Kovit 19-Bir Salgın Filmi
Dünya devasa bir korku filminin sahnesine dönüştü. Senaryosu 1984’te başlayan, 2019 Aralık ayında çekilmeye ve ez zamanlı olarak yayına konan, 2020 boyunca gişe rekorlarını altüst edip şehir, metropol ve bütün sinemaları kapattırıp kendisi dışındaki filmlere duman attıran bu filmde rol almayan da bu filmi izlemeyen de kalmayacak. Öyle ya rol aldığın filmi, kameranın karşısına geçip izlemekten daha keyifli ne olabilir? Velev ki sonunda adam ölüyor… Velev ki film hiç bitmeyecek… Velev ki film, insanlar yorulup uykuya daldıklarında bile rüyalarında, öldükten sonra da öteki dünyalarında çekilmeye devam edecek…
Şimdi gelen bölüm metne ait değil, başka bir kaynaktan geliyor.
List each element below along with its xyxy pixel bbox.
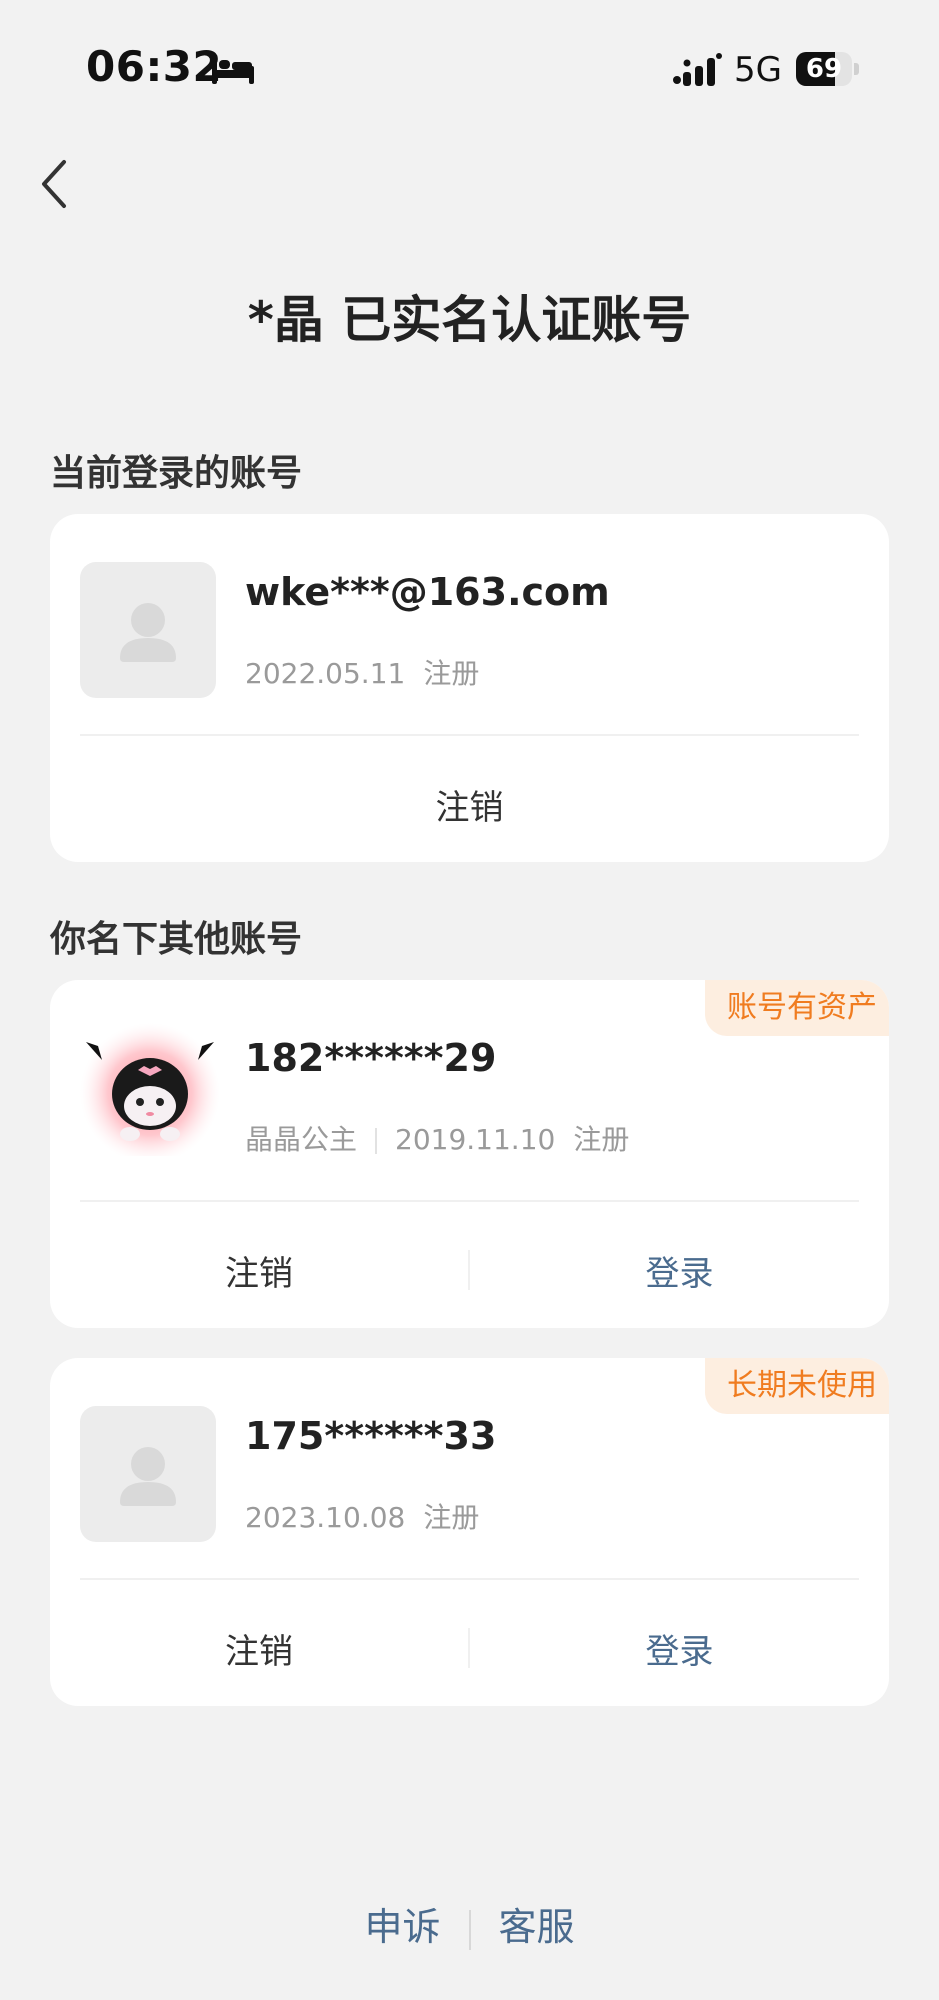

Filmin adı: Kovit 19-Bir Salgın Filmi. Finansörlük ve sponsorluğunu Bill Gates ve Rockefeller vakfının üstlendiği bu film büyük şirketlerin bir ortak yapımı ve çekimleri Dünya Sağlık Örgütü tarafından yapılıyor. Yeni tekniklerin kullanıldığı, öncesinde şahit olunmayan yeni olay örgülerinin dizayn edildiği bu korku filminin seyircileri de oyuncuları da aynı. Her insanın bir rolü var bu filmde, iyiler, kötüler, savaşçılar, korkaklar, hastalananlar, ölenler, kalanlar, kaçanlar… Temel tema hastalık, temel duygu korku. Rol aldığın filmin seyircisi olmanın keyfini yaşıyor bütün insanlık. Tam dijital çağa uygun bir kurgu: Hastalanınca gerçekten hastalanmış, ölünce gerçekten ölmüş oluyorsun. Geriye sarma yok, “film bitti, çıkışlar sağdan baylar bayanlar” yok. Film sonrası şöyle ufak bir yürüyüş yapalım, dondurma yiyip çekirdek çitleyelim, eve öyle dönelimler yok. Öylesine gerçekçi, öylesine inandırıcı, öylesine içten, içeriden bir film ki eve gidişiniz de içeriğe dahil, yedikleriniz, içtikleriniz, seyrettikleriniz ve diğer her şey… Filmde ayrıntılar özenle işleniyor, sabah kalktığınızda yüzünüzü nasıl yıkayacağınızdan geceleyin uykuya dalarken hangi pozisyonda uyumanız gerektiğine kadar her şey mevcut, hepsinin bir doktoru var.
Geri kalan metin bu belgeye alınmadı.